Un engagement pour la diversité

          S’il vous plaît, avant de critiquer cet article, assurez-vous d’intégrer le fait qu’il s’agit de ma propre réflexion, et non pas d’une vérité absolue. Je n’essaie pas de créer un conflit, mais plutôt de maintenir un dialogue. Ma pensée personnelle n’est pas meilleure qu’une autre.

          Un matin, il y a quelques mois, j’ai reçu un mail commercial d’une des plus grandes plateformes en ligne de musique électronique aujourd’hui : EDM.com. Si je suis dans leur base de données, c’est parce que je les ai contactés il y a plus de trois ans pour promouvoir une de mes compositions (qui n’est plus disponible sur leurs médias à ce jour). Et ils l’ont fait ! J’ai eu quelques morceaux diffusés avec eux (dubstep & trap). Dans ce cas, ma composition était assez peu conventionnelle, minimaliste et orienté “orchestre classique”. Il y avait plus de 250 commentaires, qui auraient pu être séparés en deux camps manichéens : “ce n’est pas du dubstep” et “si, c’est juste que tu ne connais rien à ce sujet”. À cette époque, il était encore possible d’entendre des variétés de dubstep sur leurs différentes pages en ligne. La plate-forme “Dubstep” a régulièrement partagé et publié les promotions de Keep Deep sur ses médias, une chaîne consacrée au côté plus profond de la culture. “Dubstep”, en publiant principalement du “brostep”, et dernièrement du “riddim” (ou un mix grand public des deux), possède maintenant 1M d’abonnés, tandis que Keep Deep est proche de 27k abonnés.

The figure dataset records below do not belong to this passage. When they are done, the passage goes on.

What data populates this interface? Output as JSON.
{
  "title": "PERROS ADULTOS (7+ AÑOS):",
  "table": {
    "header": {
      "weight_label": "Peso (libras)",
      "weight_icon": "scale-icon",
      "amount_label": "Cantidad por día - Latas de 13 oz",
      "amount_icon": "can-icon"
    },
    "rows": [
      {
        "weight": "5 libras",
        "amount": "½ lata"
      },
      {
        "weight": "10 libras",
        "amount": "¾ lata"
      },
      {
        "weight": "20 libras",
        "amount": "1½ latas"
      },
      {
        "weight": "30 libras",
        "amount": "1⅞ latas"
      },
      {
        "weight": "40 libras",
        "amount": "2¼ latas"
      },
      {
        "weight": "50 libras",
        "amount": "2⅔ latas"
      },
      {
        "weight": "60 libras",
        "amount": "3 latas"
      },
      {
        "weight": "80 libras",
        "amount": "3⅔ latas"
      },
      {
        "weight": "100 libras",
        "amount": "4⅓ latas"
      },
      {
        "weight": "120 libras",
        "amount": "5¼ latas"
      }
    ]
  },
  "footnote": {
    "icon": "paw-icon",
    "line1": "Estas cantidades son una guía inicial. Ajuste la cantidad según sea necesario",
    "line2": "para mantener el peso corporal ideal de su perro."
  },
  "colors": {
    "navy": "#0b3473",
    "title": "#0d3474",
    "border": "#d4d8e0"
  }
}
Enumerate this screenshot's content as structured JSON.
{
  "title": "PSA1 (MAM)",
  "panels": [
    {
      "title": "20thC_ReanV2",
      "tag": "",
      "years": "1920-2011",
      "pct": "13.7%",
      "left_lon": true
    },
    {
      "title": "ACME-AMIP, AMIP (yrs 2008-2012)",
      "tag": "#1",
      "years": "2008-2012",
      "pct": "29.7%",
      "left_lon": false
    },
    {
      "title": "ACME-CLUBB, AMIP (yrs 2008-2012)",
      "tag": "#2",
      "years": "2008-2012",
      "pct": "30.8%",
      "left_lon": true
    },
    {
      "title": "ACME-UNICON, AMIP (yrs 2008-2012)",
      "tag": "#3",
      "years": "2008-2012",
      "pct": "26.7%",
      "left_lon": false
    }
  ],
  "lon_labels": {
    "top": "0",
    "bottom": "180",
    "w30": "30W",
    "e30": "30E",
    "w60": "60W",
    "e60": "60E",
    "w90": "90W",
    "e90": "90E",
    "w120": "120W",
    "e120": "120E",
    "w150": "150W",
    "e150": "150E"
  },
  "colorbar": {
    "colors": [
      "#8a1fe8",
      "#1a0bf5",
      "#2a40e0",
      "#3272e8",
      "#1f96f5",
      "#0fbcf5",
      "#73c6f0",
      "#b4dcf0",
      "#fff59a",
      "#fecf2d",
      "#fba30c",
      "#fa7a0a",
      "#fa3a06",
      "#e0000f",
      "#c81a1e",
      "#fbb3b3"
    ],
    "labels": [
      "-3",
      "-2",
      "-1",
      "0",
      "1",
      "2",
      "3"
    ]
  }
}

          Néanmoins, afin d’apporter une nuance, NAZA, la tête pensante derrière Keep Deep, n’a pas promu que des bons morceaux à cette époque, ce qui a apporté une mauvaise image au sous-genre. C’est peut-être pourquoi aujourd’hui EDM.com et Keep Deep ne semblent plus liés (en tout cas il n’y a pas d’affiliation apparente). Les pauvres œuvres promues par Keep Deep ont favorisé une vision simpliste de la scène auprès de l’auditeur industriel, qui perçoit les sons commerciaux du dubstep comme le véritable aboutissement artistique, créant ainsi une image négative du deep dubstep pour les personnes qui n’évoluent pas directement dans la subculture, qui est ensuite enfermé dans une image presque strictement expérimentale. Le sous-genre est laissé à ceux qui cherchent à améliorer leur technique avant de pouvoir briller au milieu des projecteurs en produisant du brostep. Ce processus masque souvent des artistes dubstep de qualité, perçus comme « pas sérieux» ou pas assez talentueux. Sans oublier qu’il est difficile d’apprécier le sous-genre à sa juste valeur sans un équipement sonore adéquat, car l’accent est mis sur la partie inférieure du spectre, ce qui peut le rendre trop minimaliste, et probablement trop novice, pour les oreilles d’un auditeur moyen.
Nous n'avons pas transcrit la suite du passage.